Um uns die Haifischausstellung im Museum of Natural History anzusehen, mußten wir jeder fünf Dollar zahlen und in den dritten Stock hinaufgehen. Marino war auf der Treppe langsamer als ich und versuchte, sein angestrengtes Atmen zu verbergen.
»Verdammt, man sollte annehmen, daß es in dieser Bude einen Aufzug gibt«, klagte er.
»Gibt es«, sagte ich. »Aber Treppensteigen tut dir gut. Es ist vielleicht die einzige körperliche Anstrengung, die uns heute vergönnt ist.«
Wir betraten die Reptilien- und Amphibienabteilung, kamen an einem über vier Meter langen amerikanischen Krokodil vorbei, das vor hundert Jahren in Biscayne Bay erlegt worden war. Marino konnte nicht anders, er mußte vor jedem Exponat kurz stehenbleiben, und ich warf einen Blick auf Eidechsen, Schlangen, Leguane und Gila-Monster.
»Komm«, flüsterte ich ihm zu.
»Schau nur, wie groß das Ding ist.« Marino bewunderte die fast sieben Meter langen Überreste einer Netzpython. »Kannst du dir vorstellen, im Urwald auf so eine zu treten?«
In Museen beginne ich immer zu frieren, egal, wie gut es mir gefällt. Ich schreibe dieses Phänomen den harten Marmorböden und der Höhe der Räume zu. Aber ich hasse Schlangen. Mich ekelt vor Speikobras, vor Eidechsen mit ihren Hautfalten und vor Alligatoren. Eine Gruppe junger Leute mit Führer stand vor einem Kasten mit Komodowaranen aus Indonesien und Lederschildkröten, die nie wieder im Wasser schwimmen oder über Sand kriechen würden.
»Ich bitte euch, wenn ihr am Strand seid und Plastikabfall habt, werft ihn in die Abfalleimer, denn diese Kerle haben keinen Doktortitel«, sagte der Führer mit der Leidenschaft eines Evangelisten. »Sie denken, es sind Quallen...«
»Marino, gehen wir weiter.« Ich zupfte ihn am Ärmel.
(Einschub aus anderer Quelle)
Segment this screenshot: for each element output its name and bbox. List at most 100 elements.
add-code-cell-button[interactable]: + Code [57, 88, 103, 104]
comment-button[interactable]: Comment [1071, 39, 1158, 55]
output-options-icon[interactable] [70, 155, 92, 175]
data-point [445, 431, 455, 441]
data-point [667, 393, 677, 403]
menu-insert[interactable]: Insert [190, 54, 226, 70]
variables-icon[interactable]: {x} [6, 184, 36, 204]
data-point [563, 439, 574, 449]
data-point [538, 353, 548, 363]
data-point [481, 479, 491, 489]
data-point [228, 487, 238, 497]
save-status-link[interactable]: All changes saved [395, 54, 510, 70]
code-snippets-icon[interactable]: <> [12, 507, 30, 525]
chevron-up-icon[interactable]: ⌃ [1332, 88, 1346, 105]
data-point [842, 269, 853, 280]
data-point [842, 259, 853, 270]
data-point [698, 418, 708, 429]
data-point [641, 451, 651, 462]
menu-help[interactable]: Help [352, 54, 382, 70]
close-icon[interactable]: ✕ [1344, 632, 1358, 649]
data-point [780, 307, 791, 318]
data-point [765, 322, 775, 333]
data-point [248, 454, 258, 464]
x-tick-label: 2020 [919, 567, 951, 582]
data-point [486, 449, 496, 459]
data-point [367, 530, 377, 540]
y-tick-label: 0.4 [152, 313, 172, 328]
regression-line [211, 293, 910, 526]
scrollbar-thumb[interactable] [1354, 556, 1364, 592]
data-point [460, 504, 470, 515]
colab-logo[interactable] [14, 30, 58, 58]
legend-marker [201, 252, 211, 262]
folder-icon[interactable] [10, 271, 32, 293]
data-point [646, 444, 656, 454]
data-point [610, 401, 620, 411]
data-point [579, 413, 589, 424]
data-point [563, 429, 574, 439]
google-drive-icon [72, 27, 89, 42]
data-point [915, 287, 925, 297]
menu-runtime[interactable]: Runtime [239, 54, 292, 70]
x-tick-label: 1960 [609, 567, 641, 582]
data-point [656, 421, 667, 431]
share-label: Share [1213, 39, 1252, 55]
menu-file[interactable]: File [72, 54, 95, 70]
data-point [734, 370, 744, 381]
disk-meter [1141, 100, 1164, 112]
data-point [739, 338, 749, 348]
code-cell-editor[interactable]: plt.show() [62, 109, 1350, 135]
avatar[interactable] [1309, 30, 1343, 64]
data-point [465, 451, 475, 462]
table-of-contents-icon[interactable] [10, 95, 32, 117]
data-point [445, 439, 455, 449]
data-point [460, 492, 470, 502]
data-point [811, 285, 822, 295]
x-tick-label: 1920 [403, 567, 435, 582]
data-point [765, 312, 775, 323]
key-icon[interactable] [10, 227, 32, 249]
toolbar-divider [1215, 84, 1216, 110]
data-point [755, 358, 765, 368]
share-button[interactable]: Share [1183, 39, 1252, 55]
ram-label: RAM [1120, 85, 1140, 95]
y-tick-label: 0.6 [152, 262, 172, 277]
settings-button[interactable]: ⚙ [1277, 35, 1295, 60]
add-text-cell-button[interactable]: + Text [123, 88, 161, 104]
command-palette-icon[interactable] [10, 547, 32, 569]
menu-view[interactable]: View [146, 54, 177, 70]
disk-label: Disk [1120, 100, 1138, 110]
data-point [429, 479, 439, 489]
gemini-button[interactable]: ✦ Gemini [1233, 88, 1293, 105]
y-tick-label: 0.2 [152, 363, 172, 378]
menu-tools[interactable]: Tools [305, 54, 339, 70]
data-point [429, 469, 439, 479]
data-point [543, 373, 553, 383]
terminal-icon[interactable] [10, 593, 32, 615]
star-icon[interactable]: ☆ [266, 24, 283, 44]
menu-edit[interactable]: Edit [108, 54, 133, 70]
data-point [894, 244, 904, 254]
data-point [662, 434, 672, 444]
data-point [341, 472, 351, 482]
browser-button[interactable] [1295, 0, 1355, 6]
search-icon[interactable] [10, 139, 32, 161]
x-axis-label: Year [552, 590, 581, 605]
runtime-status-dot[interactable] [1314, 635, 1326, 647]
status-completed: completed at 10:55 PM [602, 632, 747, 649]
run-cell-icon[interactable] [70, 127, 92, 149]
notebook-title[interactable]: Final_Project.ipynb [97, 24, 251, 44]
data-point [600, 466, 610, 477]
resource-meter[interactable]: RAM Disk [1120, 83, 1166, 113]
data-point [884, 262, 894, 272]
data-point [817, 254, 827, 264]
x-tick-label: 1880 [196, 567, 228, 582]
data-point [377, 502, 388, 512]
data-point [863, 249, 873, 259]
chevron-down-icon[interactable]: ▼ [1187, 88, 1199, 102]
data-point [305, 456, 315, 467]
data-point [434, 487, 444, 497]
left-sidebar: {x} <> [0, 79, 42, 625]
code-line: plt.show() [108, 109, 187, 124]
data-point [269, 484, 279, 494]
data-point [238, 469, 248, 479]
»Ich war seit meiner Kindheit in keinem Museum mehr. Nein, warte.« Er schien überrascht. »Das stimmt nicht. Verdammt, ich war einmal mit Doris hier. Mir kam die Bude doch gleich bekannt vor.«
Doris war seine Exfrau.
»Ich hatte gerade bei der New Yorker Polizei angefangen, und Doris war schwanger mit Rocky. Ich erinnere mich, daß wir ausgestopfte Affen und Gorillas angeschaut haben, und ich habe zu ihr gesagt, daß das Unglück bringt, daß unser Kind wie ein Affe von Baum zu Baum hüpfen und Bananen fressen wird.«
»Ich bitte euch. Es gibt immer weniger und weniger und weniger!« Der Führer redete und redete über die Misere der Meeresschildkröten.
»Und so ist es dann womöglich auch gekommen«, fuhr Marino fort. »Weil wir hier in dieser Bude waren.«
Nur ganz selten hörte ich ihn über sein einziges Kind sprechen. So gut ich Marino kannte, so wenig wußte ich über seinen Sohn.
»Ich wußte nicht, daß dein Sohn Rocky heißt«, flocht ich beiläufig ein, als wir weitergingen.
»Eigentlich heißt er Richard. Als Kind nannten wir ihn Ricky, und das wurde irgendwie zu Rocky. Manche nennen ihn Rocco. Er hat viele Namen.«
»Hast du viel Kontakt mit ihm?«
»Dort ist der Museumsladen. Vielleicht sollte ich Molly einen Haifisch-Schlüsselanhänger kaufen.«
»Das können wir machen.«
Er überlegte es sich anders. »Vielleicht sollte ich ihr auch nur Bagels mitbringen.«
Ich wollte wegen seines Sohnes nicht weiter in ihn dringen, aber das Thema war nun einmal angeschnitten, und ich glaubte, daß die Entfremdung zwischen Vater und Sohn der Grund für viele von Marinos Problemen war.
»Wo ist Rocky?« fragte ich vorsichtig.